Un week-end de cinéma à Orpierre
22 - 23 - 24 juin 2018
Deuxième édition
BELLE DE JOUR
(Luis Buñuel - 1967 - France - 100' - Public averti)
Vendredi 17h, au gîte Fontronde
Âgée seulement de 24 ans, Catherine Deneuve est à l'époque une quasi-débutante. Elle sort du tournage des Demoiselles de Rochefort (samedi 21H30, Pl. de la Cure), comédie musicale rose bonbon de Demy, pour l'imaginaire torturé de Buñuel. Changement d'ambiance !
« À quoi penses-tu Séverine ? » Dans le miroir embué de la salle de bain, Pierre contemple le reflet de sa femme, en train de se réveiller. Les deux ne font pas encore chambre à part, mais dorment déjà dans des lits séparés. « Je pensais à toi. À nous deux. Nous nous promenions ensemble dans un landau », répond la blonde. En vérité, celle-ci rêvait quelques minutes plus tôt d'abjection et de dégradation. De souillure et de soumission.
Mêlant adroitement rêve et réalité, ce film au climat onirique est fréquemment émaillé de visions, nées de l'imagination fertile de son héroïne, en proie à des pulsions masochistes et à des fantasmes avilissants. Venu du surréalisme, le grand réalisateur espagnol formé par les jésuites est un habitué de ce genre de scène (on se souvient tous de la main pleine de fourmis et de l'œil coupé au rasoir d'Un chien andalou, coécrit par Dalí). Avec Belle de jour, Buñuel parle cette fois de ce qui nous trouble le plus : notre part animale.

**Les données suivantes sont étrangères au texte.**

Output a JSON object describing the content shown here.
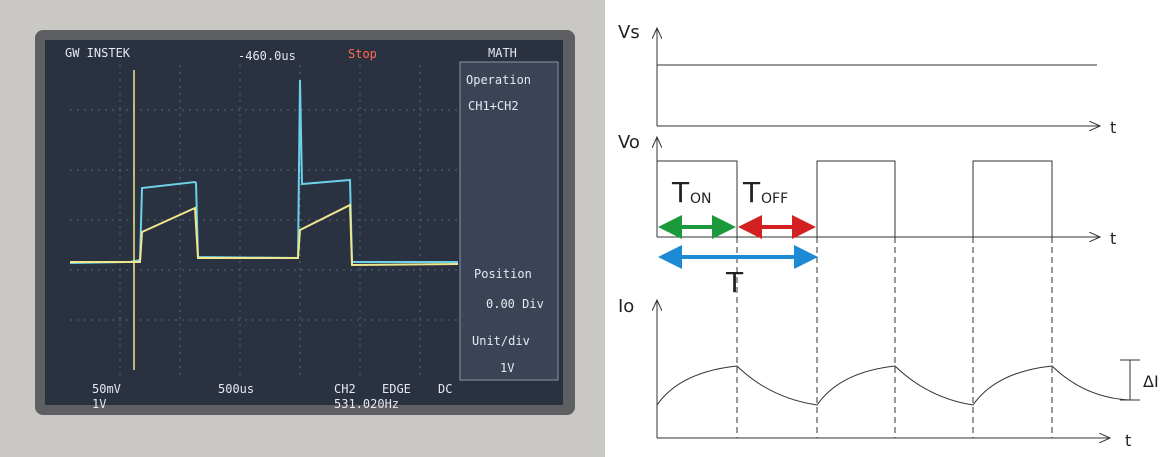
{
  "oscilloscope": {
    "brand": "GW INSTEK",
    "trigger_delay": "-460.0us",
    "status": "Stop",
    "menu": {
      "title": "MATH",
      "items": [
        "Operation",
        "CH1+CH2",
        "Position",
        "0.00 Div",
        "Unit/div",
        "1V"
      ]
    },
    "ch1_scale": "50mV",
    "ch2_scale": "1V",
    "timebase": "500us",
    "trigger_source": "CH2",
    "trigger_mode": "EDGE",
    "coupling": "DC",
    "frequency": "531.020Hz"
  },
  "diagram": {
    "axes": [
      {
        "label": "Vs",
        "time_label": "t"
      },
      {
        "label": "Vo",
        "time_label": "t"
      },
      {
        "label": "Io",
        "time_label": "t"
      }
    ],
    "t_on": {
      "main": "T",
      "sub": "ON"
    },
    "t_off": {
      "main": "T",
      "sub": "OFF"
    },
    "period": "T",
    "ripple": "ΔI"
  }
}
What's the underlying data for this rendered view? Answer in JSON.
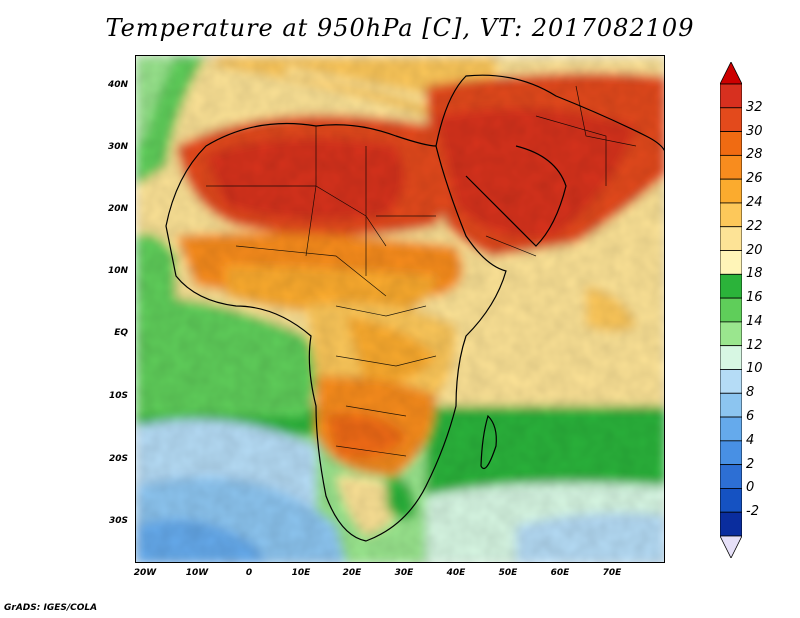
{
  "title": "Temperature at 950hPa [C], VT: 2017082109",
  "credit": "GrADS: IGES/COLA",
  "map": {
    "lat_labels": [
      "40N",
      "30N",
      "20N",
      "10N",
      "EQ",
      "10S",
      "20S",
      "30S"
    ],
    "lat_values": [
      40,
      30,
      20,
      10,
      0,
      -10,
      -20,
      -30
    ],
    "lon_labels": [
      "20W",
      "10W",
      "0",
      "10E",
      "20E",
      "30E",
      "40E",
      "50E",
      "60E",
      "70E"
    ],
    "lon_values": [
      -20,
      -10,
      0,
      10,
      20,
      30,
      40,
      50,
      60,
      70
    ],
    "lat_range": [
      -37,
      45
    ],
    "lon_range": [
      -23,
      80
    ],
    "variable": "Temperature",
    "units": "C",
    "level": "950hPa",
    "valid_time": "2017082109"
  },
  "colorbar": {
    "labels": [
      "32",
      "30",
      "28",
      "26",
      "24",
      "22",
      "20",
      "18",
      "16",
      "14",
      "12",
      "10",
      "8",
      "6",
      "4",
      "2",
      "0",
      "-2"
    ],
    "colors": [
      "#d7301f",
      "#e34a1c",
      "#f06b12",
      "#f88c1e",
      "#fbab2e",
      "#fdc85a",
      "#fde396",
      "#fff5b8",
      "#2bb33a",
      "#5fce5a",
      "#9ae68e",
      "#d7f7e3",
      "#b5dcf6",
      "#8cc5f0",
      "#65aaec",
      "#4890e4",
      "#2d6fd4",
      "#1552c2",
      "#0a2d9e"
    ],
    "end_colors": {
      "top": "#cc0000",
      "bottom": "#e6e0f8"
    }
  }
}
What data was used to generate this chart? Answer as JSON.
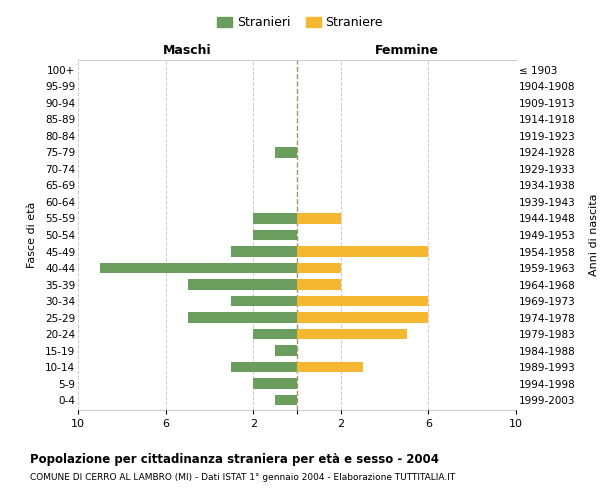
{
  "age_groups": [
    "100+",
    "95-99",
    "90-94",
    "85-89",
    "80-84",
    "75-79",
    "70-74",
    "65-69",
    "60-64",
    "55-59",
    "50-54",
    "45-49",
    "40-44",
    "35-39",
    "30-34",
    "25-29",
    "20-24",
    "15-19",
    "10-14",
    "5-9",
    "0-4"
  ],
  "birth_years": [
    "≤ 1903",
    "1904-1908",
    "1909-1913",
    "1914-1918",
    "1919-1923",
    "1924-1928",
    "1929-1933",
    "1934-1938",
    "1939-1943",
    "1944-1948",
    "1949-1953",
    "1954-1958",
    "1959-1963",
    "1964-1968",
    "1969-1973",
    "1974-1978",
    "1979-1983",
    "1984-1988",
    "1989-1993",
    "1994-1998",
    "1999-2003"
  ],
  "maschi": [
    0,
    0,
    0,
    0,
    0,
    1,
    0,
    0,
    0,
    2,
    2,
    3,
    9,
    5,
    3,
    5,
    2,
    1,
    3,
    2,
    1
  ],
  "femmine": [
    0,
    0,
    0,
    0,
    0,
    0,
    0,
    0,
    0,
    2,
    0,
    6,
    2,
    2,
    6,
    6,
    5,
    0,
    3,
    0,
    0
  ],
  "color_maschi": "#6b9e5e",
  "color_femmine": "#f5b731",
  "title": "Popolazione per cittadinanza straniera per età e sesso - 2004",
  "subtitle": "COMUNE DI CERRO AL LAMBRO (MI) - Dati ISTAT 1° gennaio 2004 - Elaborazione TUTTITALIA.IT",
  "xlabel_left": "Maschi",
  "xlabel_right": "Femmine",
  "ylabel_left": "Fasce di età",
  "ylabel_right": "Anni di nascita",
  "legend_maschi": "Stranieri",
  "legend_femmine": "Straniere",
  "xlim": 10,
  "bg_color": "#ffffff",
  "grid_color": "#cccccc",
  "bar_height": 0.65
}
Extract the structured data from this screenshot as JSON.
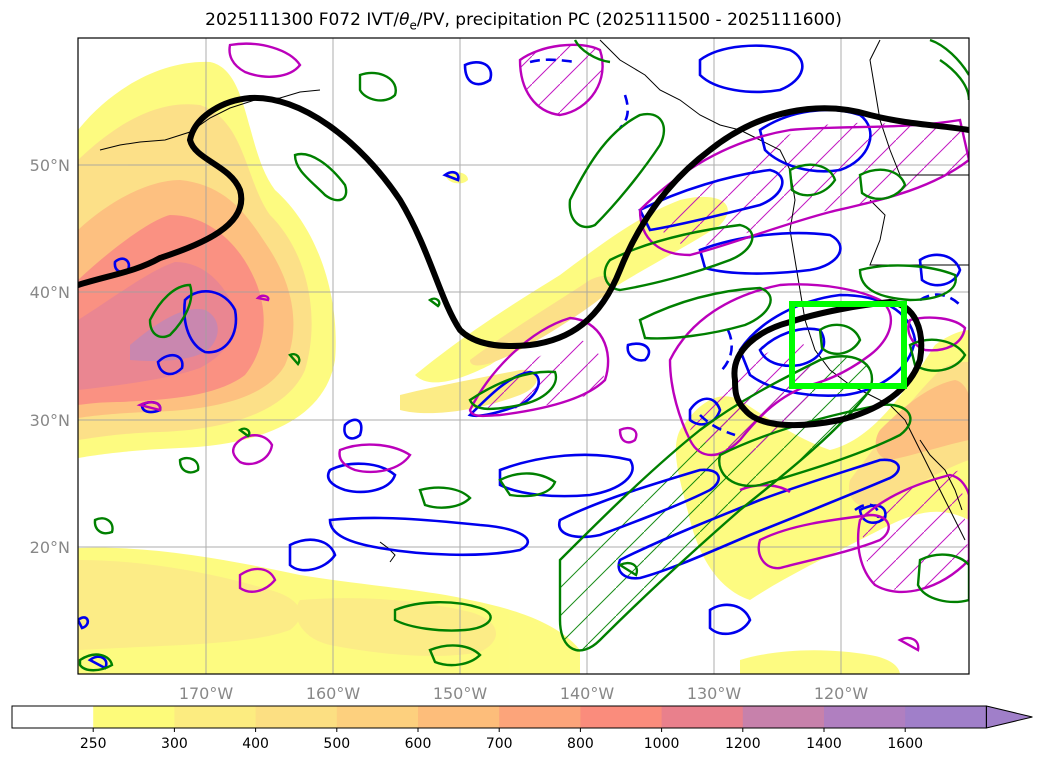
{
  "title": {
    "prefix": "2025111300 F072 IVT/",
    "theta": "θ",
    "theta_sub": "e",
    "suffix": "/PV, precipitation PC (2025111500 - 2025111600)"
  },
  "axes": {
    "lon_labels": [
      "170°W",
      "160°W",
      "150°W",
      "140°W",
      "130°W",
      "120°W"
    ],
    "lat_labels": [
      "50°N",
      "40°N",
      "30°N",
      "20°N"
    ]
  },
  "colorbar": {
    "ticks": [
      "250",
      "300",
      "400",
      "500",
      "600",
      "700",
      "800",
      "1000",
      "1200",
      "1400",
      "1600"
    ],
    "colors": [
      "#ffffff",
      "#fdfb7a",
      "#fcec80",
      "#fcdf82",
      "#fdd07e",
      "#fdbd7a",
      "#fca47a",
      "#fa8c7c",
      "#e9808c",
      "#c781ab",
      "#b07fc0",
      "#a07fc9"
    ]
  },
  "contour_colors": {
    "pv": "#000000",
    "theta_e": "#0000ee",
    "precip": "#008000",
    "magenta": "#bb00bb",
    "target_box": "#00ff00"
  }
}
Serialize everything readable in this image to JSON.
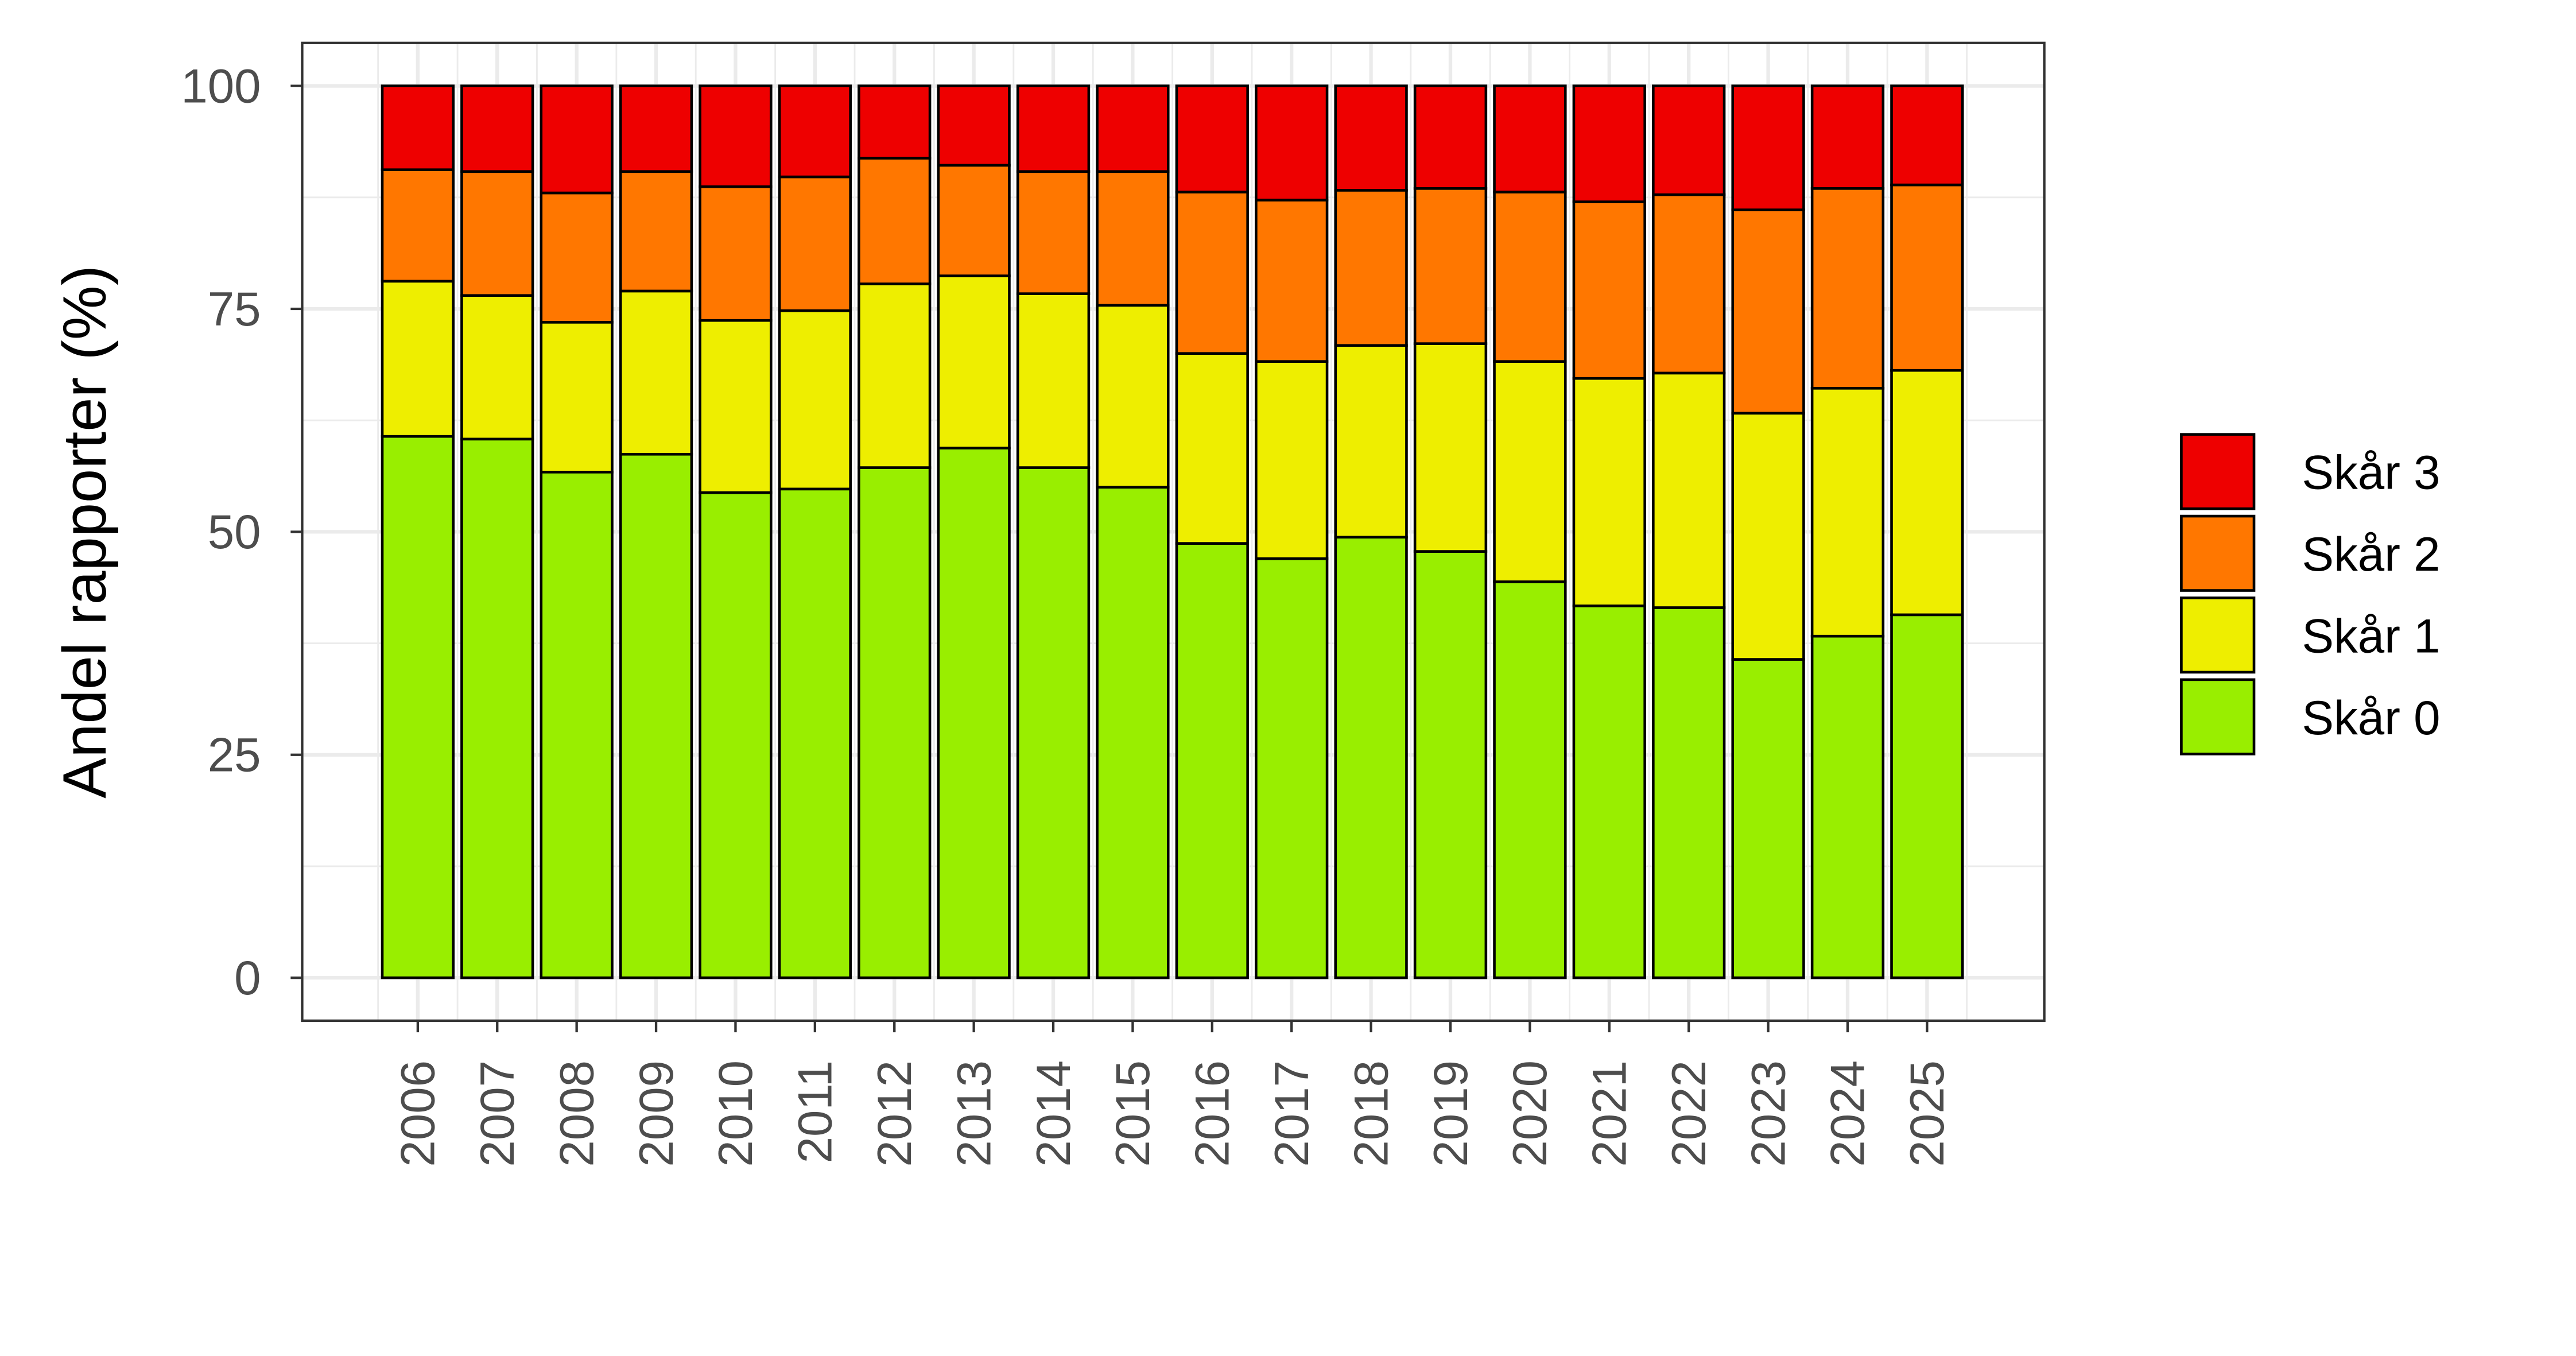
{
  "chart_data": {
    "type": "bar",
    "stacked": true,
    "title": "",
    "xlabel": "",
    "ylabel": "Andel rapporter (%)",
    "ylim": [
      0,
      100
    ],
    "yticks": [
      "0",
      "25",
      "50",
      "75",
      "100"
    ],
    "grid": true,
    "legend_position": "right",
    "categories": [
      "2006",
      "2007",
      "2008",
      "2009",
      "2010",
      "2011",
      "2012",
      "2013",
      "2014",
      "2015",
      "2016",
      "2017",
      "2018",
      "2019",
      "2020",
      "2021",
      "2022",
      "2023",
      "2024",
      "2025"
    ],
    "series": [
      {
        "name": "Skår 0",
        "color": "#99EE00",
        "values": [
          60.7,
          60.4,
          56.7,
          58.7,
          54.4,
          54.8,
          57.2,
          59.4,
          57.2,
          55.0,
          48.7,
          47.0,
          49.4,
          47.8,
          44.4,
          41.7,
          41.5,
          35.7,
          38.3,
          40.7
        ]
      },
      {
        "name": "Skår 1",
        "color": "#EEEE00",
        "values": [
          17.4,
          16.1,
          16.8,
          18.3,
          19.3,
          20.0,
          20.6,
          19.3,
          19.5,
          20.4,
          21.3,
          22.1,
          21.5,
          23.3,
          24.7,
          25.5,
          26.3,
          27.6,
          27.8,
          27.4
        ]
      },
      {
        "name": "Skår 2",
        "color": "#FF7700",
        "values": [
          12.5,
          13.9,
          14.5,
          13.4,
          15.0,
          15.0,
          14.1,
          12.4,
          13.7,
          15.0,
          18.1,
          18.1,
          17.4,
          17.4,
          19.0,
          19.8,
          20.0,
          22.8,
          22.4,
          20.8
        ]
      },
      {
        "name": "Skår 3",
        "color": "#EE0000",
        "values": [
          9.4,
          9.6,
          12.0,
          9.6,
          11.3,
          10.2,
          8.1,
          8.9,
          9.6,
          9.6,
          11.9,
          12.8,
          11.7,
          11.5,
          11.9,
          13.0,
          12.2,
          13.9,
          11.5,
          11.1
        ]
      }
    ],
    "legend_order": [
      "Skår 3",
      "Skår 2",
      "Skår 1",
      "Skår 0"
    ]
  }
}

Cinéaste de l'inconscient, l'auteur de L'Âge d'or élabore, avec cette œuvre subversive, un dispositif sadien qui, cinquante ans plus tard, suscite encore l'émoi du spectateur. À l'origine, Belle de jour est un roman de Joseph Kessel qui fit scandale lors de sa parution en 1928 chez Gallimard. (David Mikanovski, Le Point)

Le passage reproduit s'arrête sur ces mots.